Solusi komprehensif dan perintah untuk bertindak.
Menyadari hambatan-hambatan ini, Wakil Perdana Menteri Bui Thanh Son menandatangani dan mengeluarkan Direktif No. 07/CT-TTg (tertanggal 26 Februari 2026) dari Perdana Menteri tentang promosi produksi, pencampuran, distribusi, dan penggunaan biofuel.

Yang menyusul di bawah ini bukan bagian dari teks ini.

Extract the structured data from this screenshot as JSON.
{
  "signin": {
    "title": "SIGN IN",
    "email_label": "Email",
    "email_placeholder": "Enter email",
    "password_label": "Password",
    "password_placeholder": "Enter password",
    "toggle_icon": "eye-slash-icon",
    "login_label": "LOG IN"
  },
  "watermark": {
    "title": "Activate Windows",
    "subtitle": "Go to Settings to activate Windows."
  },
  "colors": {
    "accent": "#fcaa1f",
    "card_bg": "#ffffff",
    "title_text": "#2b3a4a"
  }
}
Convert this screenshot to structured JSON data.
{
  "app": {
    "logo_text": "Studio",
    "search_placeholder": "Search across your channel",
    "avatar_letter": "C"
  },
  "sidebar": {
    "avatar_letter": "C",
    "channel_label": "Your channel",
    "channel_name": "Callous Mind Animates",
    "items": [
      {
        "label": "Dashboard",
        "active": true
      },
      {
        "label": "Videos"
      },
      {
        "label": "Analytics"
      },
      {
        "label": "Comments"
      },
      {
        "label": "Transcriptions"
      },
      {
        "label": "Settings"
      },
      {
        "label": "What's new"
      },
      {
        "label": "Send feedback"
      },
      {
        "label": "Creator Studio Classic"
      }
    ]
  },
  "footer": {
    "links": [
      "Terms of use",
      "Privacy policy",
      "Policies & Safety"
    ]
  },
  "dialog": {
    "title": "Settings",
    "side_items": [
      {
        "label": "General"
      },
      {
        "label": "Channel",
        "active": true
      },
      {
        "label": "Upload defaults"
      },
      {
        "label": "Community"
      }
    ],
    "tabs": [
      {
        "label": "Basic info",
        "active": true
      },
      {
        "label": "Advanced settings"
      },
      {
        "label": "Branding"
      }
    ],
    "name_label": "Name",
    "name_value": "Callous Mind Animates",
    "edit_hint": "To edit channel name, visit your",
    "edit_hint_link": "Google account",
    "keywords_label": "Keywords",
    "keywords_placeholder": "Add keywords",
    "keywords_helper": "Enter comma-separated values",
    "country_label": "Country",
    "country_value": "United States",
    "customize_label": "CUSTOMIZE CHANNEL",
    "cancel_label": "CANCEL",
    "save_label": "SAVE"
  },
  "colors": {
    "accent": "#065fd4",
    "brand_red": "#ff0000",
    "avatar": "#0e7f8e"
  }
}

Hal ini dianggap sebagai "solusi" yang ampuh untuk memecah kelembaman seluruh sistem, dengan menugaskan "orang yang tepat untuk tugas yang tepat" ke kementerian dan lembaga-lembaga kunci:
Kementerian Perindustrian dan Perdagangan memainkan peran utama, memimpin pengembangan rencana terperinci untuk memastikan pasokan biofuel yang stabil, mengelola investasi infrastruktur, dan memiliki wewenang untuk memutuskan penyesuaian rasio pencampuran agar sesuai dengan kondisi aktual.
Kementerian Keuangan: Bertanggung jawab untuk menghilangkan hambatan ekonomi dengan meningkatkan mekanisme insentif investasi, kebijakan pajak dan biaya, serta kredit untuk menciptakan dorongan finansial bagi produksi dan konsumsi.
Kementerian Sains dan Teknologi telah diberi tugas penting bagi bisnis distribusi saat ini: meninjau dan meningkatkan standar dan peraturan teknis nasional terkait penyimpanan, pencampuran, dan kualitas biofuel. Mereformasi prosedur dan melakukan inspeksi ketat terhadap peralatan pengukuran diharapkan dapat menyelesaikan kekhawatiran para pengecer tentang hukuman yang tidak adil akibat barang palsu.
Kementerian Pertanian dan Lingkungan Hidup: Mengembangkan area bahan baku bioetanol berkelanjutan. Secara khusus, Pemerintah memprioritaskan penggunaan tanaman non-pangan, hasil samping pertanian, dan limbah organik untuk secara bertahap mencapai swasembada pasokan E100 domestik.
Kementerian Konstruksi: Tingkatkan evaluasi dan pengujian efektivitas bahan bakar hayati dalam transportasi dan usulkan kebijakan untuk pengembangan bahan bakar berkelanjutan.
Peralihan ke bensin E10 bukan sekadar perintah administratif, melainkan tren yang tak terelakkan dan tak dapat diubah di era ekonomi hijau.
Agar E10 benar-benar menjadi bahan bakar "nasional", kita membutuhkan sinkronisasi mutlak: mulai dari kerangka hukum yang fleksibel untuk menghilangkan hambatan bagi distributor, insentif keuangan yang cukup kuat dari Negara, hingga kampanye komunikasi untuk mengubah persepsi konsumen. Hanya ketika bisnis dapat beroperasi dengan percaya diri tanpa takut akan risiko hukum, dan masyarakat percaya bahwa penggunaan E10 "melindungi mesin, menghemat uang," dan "melindungi lingkungan," barulah inisiatif ini akan benar-benar berakar dan berhasil.